One thing that should be noted is that China is currently not part of the trade pact. This situation can affect business interactions and growth in such a country as China will have the option to either decide to become a Trans-Pacific member or seek to create its own trade pact along the Asia-Pacific region with Europe and Africa. Currently, global businesses interested in finding new trade areas are paying close attention to the emerging economies located in Africa due to its younger workforce (most of the population is 25 years old or younger) that is slowly moving to larger cities. With global labor rates impacted by this young workforce, countries will be seeking out new business opportunities in this county as it will increase global supply chain demands.

Yet this trade pact still has several obstacles to overcome — one of which is the highly controversial Investor-State Dispute Settlement. This provision in the trade accord would give certain broad powers to multinational companies to protect their business investments by challenging a country’s regulations in a tribunal setting. With opposition to this part of the trade pact from both US political parties, and with the continued secrecy in regards to other provisions that are included in the pact that has yet to be revealed, it will become a hot-button topic during the 2016 presidential election.

Revisiting Federal Regulations on Manufacturing Costs

Briefly touched upon during the 2016 presidential debate were the growing federal regulation costs that have negatively impacted manufacturers. The US business sector may spend close to $420 billion to adhere to compliance, health and safety regulations. As more regulations are introduced, these driving costs will be felt throughout global supply chains as manufacturers seek to balance their budgets and lower their operational costs while increasing their production rates.

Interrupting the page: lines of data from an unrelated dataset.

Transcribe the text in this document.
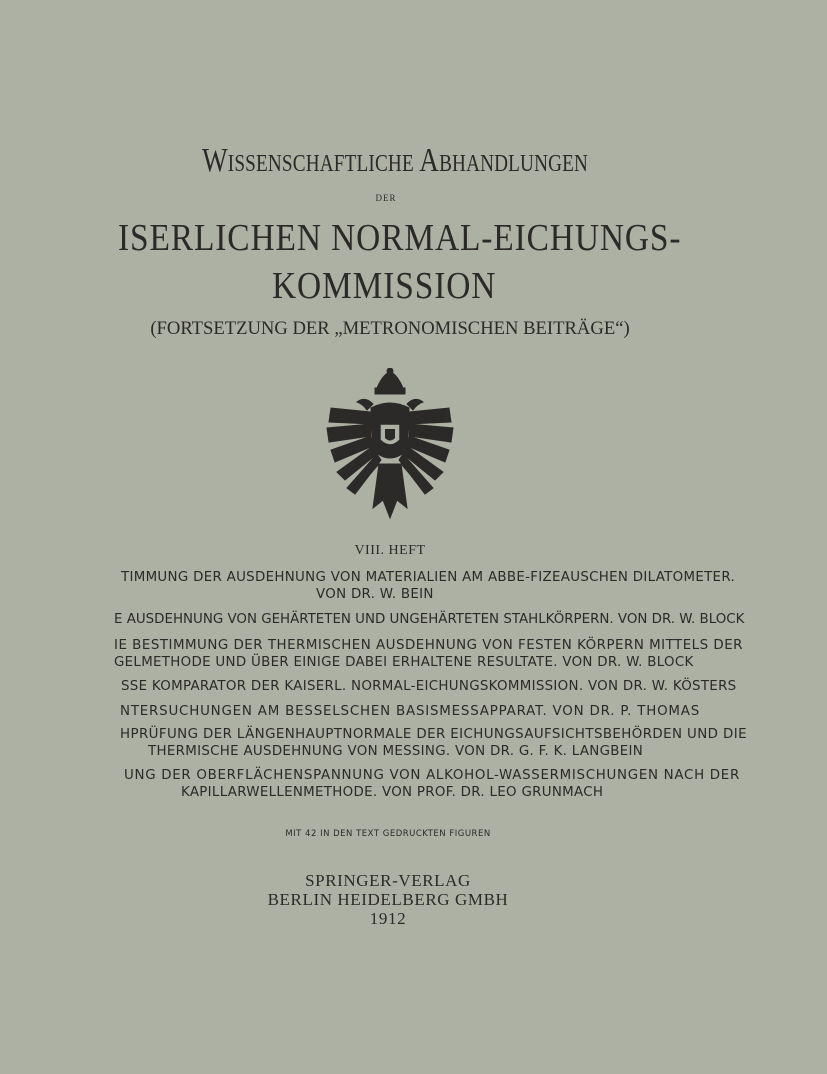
Wissenschaftliche Abhandlungen
DER
ISERLICHEN NORMAL-EICHUNGS-
KOMMISSION
(FORTSETZUNG DER „METRONOMISCHEN BEITRÄGE“)
VIII. HEFT
TIMMUNG DER AUSDEHNUNG VON MATERIALIEN AM ABBE-FIZEAUSCHEN DILATOMETER.
VON DR. W. BEIN
E AUSDEHNUNG VON GEHÄRTETEN UND UNGEHÄRTETEN STAHLKÖRPERN. VON DR. W. BLOCK
IE BESTIMMUNG DER THERMISCHEN AUSDEHNUNG VON FESTEN KÖRPERN MITTELS DER
GELMETHODE UND ÜBER EINIGE DABEI ERHALTENE RESULTATE. VON DR. W. BLOCK
SSE KOMPARATOR DER KAISERL. NORMAL-EICHUNGSKOMMISSION. VON DR. W. KÖSTERS
NTERSUCHUNGEN AM BESSELSCHEN BASISMESSAPPARAT. VON DR. P. THOMAS
HPRÜFUNG DER LÄNGENHAUPTNORMALE DER EICHUNGSAUFSICHTSBEHÖRDEN UND DIE
THERMISCHE AUSDEHNUNG VON MESSING. VON DR. G. F. K. LANGBEIN
UNG DER OBERFLÄCHENSPANNUNG VON ALKOHOL-WASSERMISCHUNGEN NACH DER
KAPILLARWELLENMETHODE. VON PROF. DR. LEO GRUNMACH
MIT 42 IN DEN TEXT GEDRUCKTEN FIGUREN
SPRINGER-VERLAG
BERLIN HEIDELBERG GMBH
1912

Nobody is sure on whether the costs of these regulations will come back into focus during the 2016 presidential election by participating candidates. Yet with the Trans-Pacific Partnership taking center stage on the debate table, manufacturers will be paying close attention as the trade pact will certainly introduce new federal regulations that will tie into their production costs. Seeing how the candidates will handle these regulations will allow manufacturers to take the appropriate actions to persevere and better manage their global supply chains.